Meski di dunia sang isteri
shalihah dan bertaqwa, tapi bidadari telah terlampau lama merindukannya.
Julaibib lebih dihajatkan
langit meski tercibir di bumi. Ia lebih pantas menghuni surga daripada dunia
yang bersikap tak terlalu bersahabat kepadanya.
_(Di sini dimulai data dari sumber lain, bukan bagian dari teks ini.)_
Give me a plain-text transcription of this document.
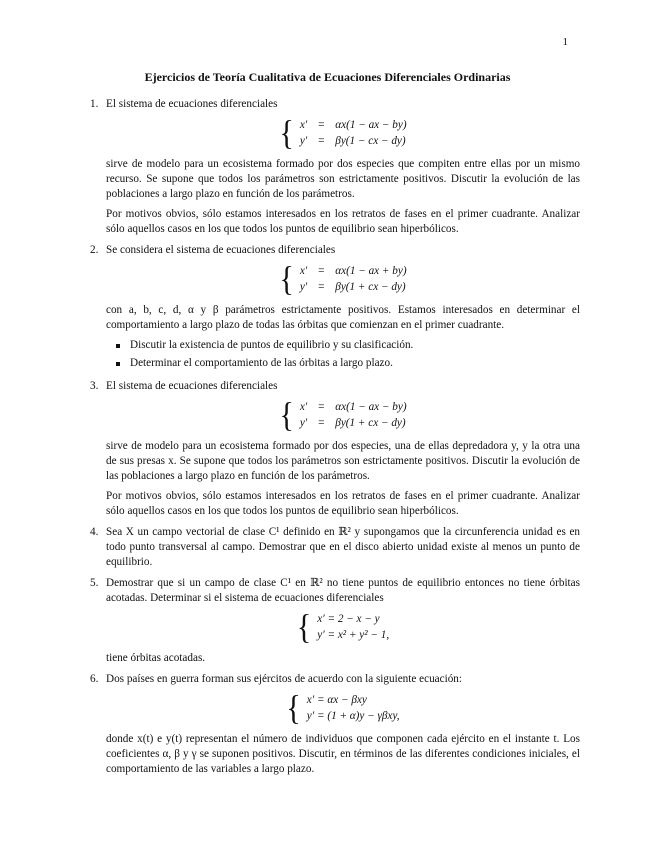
1
Ejercicios de Teoría Cualitativa de Ecuaciones Diferenciales Ordinarias
1. El sistema de ecuaciones diferenciales

{ x′ = αx(1 − ax − by)
y′ = βy(1 − cx − dy)

sirve de modelo para un ecosistema formado por dos especies que compiten entre ellas por un mismo recurso. Se supone que todos los parámetros son estrictamente positivos. Discutir la evolución de las poblaciones a largo plazo en función de los parámetros.

Por motivos obvios, sólo estamos interesados en los retratos de fases en el primer cuadrante. Analizar sólo aquellos casos en los que todos los puntos de equilibrio sean hiperbólicos.

2. Se considera el sistema de ecuaciones diferenciales

{ x′ = αx(1 − ax + by)
y′ = βy(1 + cx − dy)

con a, b, c, d, α y β parámetros estrictamente positivos. Estamos interesados en determinar el comportamiento a largo plazo de todas las órbitas que comienzan en el primer cuadrante.

Discutir la existencia de puntos de equilibrio y su clasificación.
Determinar el comportamiento de las órbitas a largo plazo.
3. El sistema de ecuaciones diferenciales

{ x′ = αx(1 − ax − by)
y′ = βy(1 + cx − dy)

sirve de modelo para un ecosistema formado por dos especies, una de ellas depredadora y, y la otra una de sus presas x. Se supone que todos los parámetros son estrictamente positivos. Discutir la evolución de las poblaciones a largo plazo en función de los parámetros.

Por motivos obvios, sólo estamos interesados en los retratos de fases en el primer cuadrante. Analizar sólo aquellos casos en los que todos los puntos de equilibrio sean hiperbólicos.

4. Sea X un campo vectorial de clase C¹ definido en ℝ² y supongamos que la circunferencia unidad es en todo punto transversal al campo. Demostrar que en el disco abierto unidad existe al menos un punto de equilibrio.

5. Demostrar que si un campo de clase C¹ en ℝ² no tiene puntos de equilibrio entonces no tiene órbitas acotadas. Determinar si el sistema de ecuaciones diferenciales

{ x′ = 2 − x − y
y′ = x² + y² − 1,

tiene órbitas acotadas.

6. Dos países en guerra forman sus ejércitos de acuerdo con la siguiente ecuación:

{ x′ = αx − βxy
y′ = (1 + α)y − γβxy,

donde x(t) e y(t) representan el número de individuos que componen cada ejército en el instante t. Los coeficientes α, β y γ se suponen positivos. Discutir, en términos de las diferentes condiciones iniciales, el comportamiento de las variables a largo plazo.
Adapun isterinya, kata Anas
ibn Malik, tak satupun wanita Madinah yang shadaqahnya melampaui dia, hingga
kelak para lelaki utama meminangnya.
Saat Julaibib syahid, Sang
Nabi begitu kehilangan. Tapi beliau akan mengajarkan sesuatu kepada para
shahabatnya.
Maka Sang Nabi bertanya di
akhir pertempuran:
“Apakah kalian kehilangan
seseorang?”
“Tidak, Ya Rasulallah!”
Serempak sekali. Sepertinya
Julaibib memang tak beda ada dan tiadanya di kalangan mereka.
“Apakah kalian kehilangan
seseorang…?”
Beliau Shallallahu ‘Alaihi
wa Sallam bertanya lagi. Kali ini wajahnya merah bersemu.
“Tidak Ya Rasullallah!”
Kali ini sebagian menjawab
dengan was-was dan tak seyakin tadi. Beberapa menengok ke kanan dan ke kiri.
Rasulullah menghela
nafasnya…
“Tetapi aku kehilangan
Julaibib…” kata beliau.
Para shahabat tersadar.
“Carilah Julaibib!”
Maka ditemukanlah dia,
Julaibib yang mulia. Terbunuh dengan luka-luka, semua dari arah muka. Di
seputaran menjelempah tujuh jasad musuh yang telah dia bunuh.
Sang Rasul, dengan
tangannya sendiri mengafani Sang Syahid. BeliauShallallaahu ‘Alaihi wa Sallam
menshalatkannya secara pribadi.
Ketika kuburnya digali,
Rasulullah duduk dan memangku jasad Julaibib, mengalasinya dengan kedua lengan
beliau yang mulia.
Bahkan pula beliau ikut
turun ke lahatnya untuk membaringkan Julaibib.
Saat itulah, kalimat Sang
Nabi untuk si mayyit akan membuat iri semua makhluq hingga hari berbangkit:
“Ya Allah, dia adalah
bagian dari diriku. Dan aku adalah bagian dari dirinya.”
Ya.
Pada kalimat itu; tidakkah kita cemburu?